Penghentian produksi LC 500 juga menandai perubahan strategi Lexus yang kini intens fokus pada elektrifikasi kendaraan. Brand ini tengah memperluas portofolio dengan varian Hybrid Electric Vehicle (HEV), Plug-In Hybrid (PHEV), dan Battery Electric Vehicle (BEV). Dalam konteks ini, LC 500 menjadi salah satu model mesin pembakaran internal (ICE) terakhir yang dihentikan, menyusul langkah serupa pada varian RC F.
Spesifikasi dan Performa Lexus LC 500
Lexus LC 500 dikenal dengan mesin 2UR-GSE berkapasitas 5.0 liter V8 naturally aspirated yang kuat. Mesin ini mampu menghasilkan tenaga sebesar 471 dk dan torsi puncak mencapai 540 Nm. Performa tersebut dikawinkan dengan transmisi otomatis 10 percepatan, menjadikannya salah satu coupe sport dengan performa impresif di kelasnya. Namun, meskipun spesifikasi mumpuni, perubahan arah industri otomotif global terhadap elektrifikasi membuat model ini perlahan ditinggalkan.
Mengintip Peluang Penerus: LFA Concept
Meski belum disinggung secara jelas mengenai penerus LC 500, Lexus telah memperkenalkan LFA Concept pada akhir tahun sebelumnya. Model konsep ini tampil berbarengan dengan peluncuran GR GT, menandakan kesiapan Lexus untuk menghadirkan produk baru di segmen sport. LFA Concept kemungkinan menjadi tonggak baru bagi Lexus dalam menghadirkan mobil sport, terutama yang mengarah ke elektrifikasi dan teknologi canggih.
Sampai saat ini, jadwal produksi dan peluncuran resmi LFA Concept masih belum pasti. Namun, banyak analis memperkirakan debut resminya akan bertepatan dengan produksi GR GT, yang direncanakan pada akhir tahun ini atau awal tahun depan.
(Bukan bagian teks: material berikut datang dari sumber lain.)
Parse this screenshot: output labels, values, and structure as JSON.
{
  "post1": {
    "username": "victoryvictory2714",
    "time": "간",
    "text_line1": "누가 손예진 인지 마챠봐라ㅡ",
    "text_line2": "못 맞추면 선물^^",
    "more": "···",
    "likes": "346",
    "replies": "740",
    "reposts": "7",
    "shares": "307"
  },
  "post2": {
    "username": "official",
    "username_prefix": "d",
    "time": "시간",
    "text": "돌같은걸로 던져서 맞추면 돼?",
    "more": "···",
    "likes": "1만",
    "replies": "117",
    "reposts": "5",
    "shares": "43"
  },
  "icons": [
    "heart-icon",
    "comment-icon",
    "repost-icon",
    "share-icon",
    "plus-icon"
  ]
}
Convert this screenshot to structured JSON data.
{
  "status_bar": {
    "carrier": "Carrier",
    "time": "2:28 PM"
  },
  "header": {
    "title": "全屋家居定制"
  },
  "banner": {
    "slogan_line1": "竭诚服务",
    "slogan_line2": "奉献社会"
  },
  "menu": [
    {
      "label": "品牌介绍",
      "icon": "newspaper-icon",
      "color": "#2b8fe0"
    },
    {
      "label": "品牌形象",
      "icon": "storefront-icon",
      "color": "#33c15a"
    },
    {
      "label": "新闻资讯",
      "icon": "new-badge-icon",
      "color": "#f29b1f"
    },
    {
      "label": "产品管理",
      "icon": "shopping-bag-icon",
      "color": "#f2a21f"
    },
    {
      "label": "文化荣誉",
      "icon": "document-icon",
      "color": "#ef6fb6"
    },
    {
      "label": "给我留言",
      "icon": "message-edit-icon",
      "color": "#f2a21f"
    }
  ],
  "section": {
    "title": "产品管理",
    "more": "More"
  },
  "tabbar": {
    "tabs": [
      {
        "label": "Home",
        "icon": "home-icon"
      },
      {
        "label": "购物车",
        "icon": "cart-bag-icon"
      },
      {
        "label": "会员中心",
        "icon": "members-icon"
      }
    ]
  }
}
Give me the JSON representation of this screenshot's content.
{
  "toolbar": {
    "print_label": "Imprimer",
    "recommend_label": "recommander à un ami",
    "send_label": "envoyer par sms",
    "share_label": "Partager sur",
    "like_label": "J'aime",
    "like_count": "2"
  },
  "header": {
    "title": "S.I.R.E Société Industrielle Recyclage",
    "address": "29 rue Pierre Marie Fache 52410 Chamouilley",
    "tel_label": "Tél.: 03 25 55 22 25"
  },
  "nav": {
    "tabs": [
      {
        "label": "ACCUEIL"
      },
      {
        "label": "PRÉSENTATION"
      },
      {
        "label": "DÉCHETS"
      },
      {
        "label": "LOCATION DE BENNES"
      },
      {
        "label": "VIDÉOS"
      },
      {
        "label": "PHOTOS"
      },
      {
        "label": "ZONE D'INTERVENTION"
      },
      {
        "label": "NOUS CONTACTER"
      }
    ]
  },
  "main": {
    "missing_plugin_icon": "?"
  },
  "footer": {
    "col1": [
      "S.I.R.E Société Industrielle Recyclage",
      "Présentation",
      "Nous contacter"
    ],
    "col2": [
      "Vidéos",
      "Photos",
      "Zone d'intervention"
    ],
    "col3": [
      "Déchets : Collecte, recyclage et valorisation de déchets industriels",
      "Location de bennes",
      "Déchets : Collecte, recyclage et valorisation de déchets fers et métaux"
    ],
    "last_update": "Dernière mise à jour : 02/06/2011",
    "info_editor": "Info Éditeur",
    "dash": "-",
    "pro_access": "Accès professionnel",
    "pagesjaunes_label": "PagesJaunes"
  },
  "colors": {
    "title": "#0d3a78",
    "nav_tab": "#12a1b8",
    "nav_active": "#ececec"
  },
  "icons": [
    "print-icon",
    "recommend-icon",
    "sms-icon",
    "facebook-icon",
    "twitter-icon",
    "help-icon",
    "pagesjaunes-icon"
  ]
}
Ini menunjukkan bahwa Lexus masih ingin mempertahankan kehadirannya di pasar sportcar meski dalam format yang lebih modern dan ramah lingkungan.
Transformasi Lexus Menuju Masa Depan Elektrifikasi
Langkah Lexus untuk menghentikan produksi LC 500 semata-mata demi mengoptimalkan lini model yang sesuai dengan permintaan konsumen masa depan. Perusahaan menegaskan komitmennya untuk memperluas teknologi elektrifikasi, yang menjadi tren global industri otomotif saat ini. Ini sangat penting bagi merek premium yang ingin tetap relevan dan kompetitif di panggung dunia.
Berikut adalah titik penting terkait masa depan Lexus dan LC 500:
- Produksi Lexus LC 500 berakhir pada model tahun 2026, dengan penghentian resmi pada Agustus mendatang.
- LC 500 menggunakan mesin V8 5.0L naturally aspirated yang mampu menghasilkan tenaga hingga 471 hp.
- Lexus fokus memperkuat portofolio elektrifikasinya dengan HEV, PHEV, dan BEV.
- LFA Concept menjadi kandidat utama penerus model sport Lexus di era baru.
- Peluncuran LFA Concept kemungkinan berdekatan dengan produksi GR GT, yang dijadwalkan antara akhir tahun ini hingga awal tahun depan.
Pengakhiran era LC 500 menjadi refleksi nyata bagaimana produsen mobil global beradaptasi dengan tuntutan pasar dan regulasi yang semakin ketat terkait emisi dan lingkungan. Lexus, dengan strategi elektrifikasi yang agresif, diprediksi akan terus mengukuhkan posisinya dengan inovasi teknologi dan desain yang lebih ramah lingkungan tanpa mengorbankan performa.
Meskipun perkembangan ini menandai berakhirnya masa bagi LC 500, kehadiran LFA Concept memberikan harapan baru bagi pecinta mobil sport Lexus. Model yang satu ini berpotensi menerima teknologi terbaru sekaligus merepresentasikan masa depan mobil sport yang lebih bersih dan efisien. Pantas untuk terus disimak bagaimana Lexus mengembangkan konsep ini dalam beberapa waktu ke depan dan apa dampaknya terhadap industri otomotif sport global.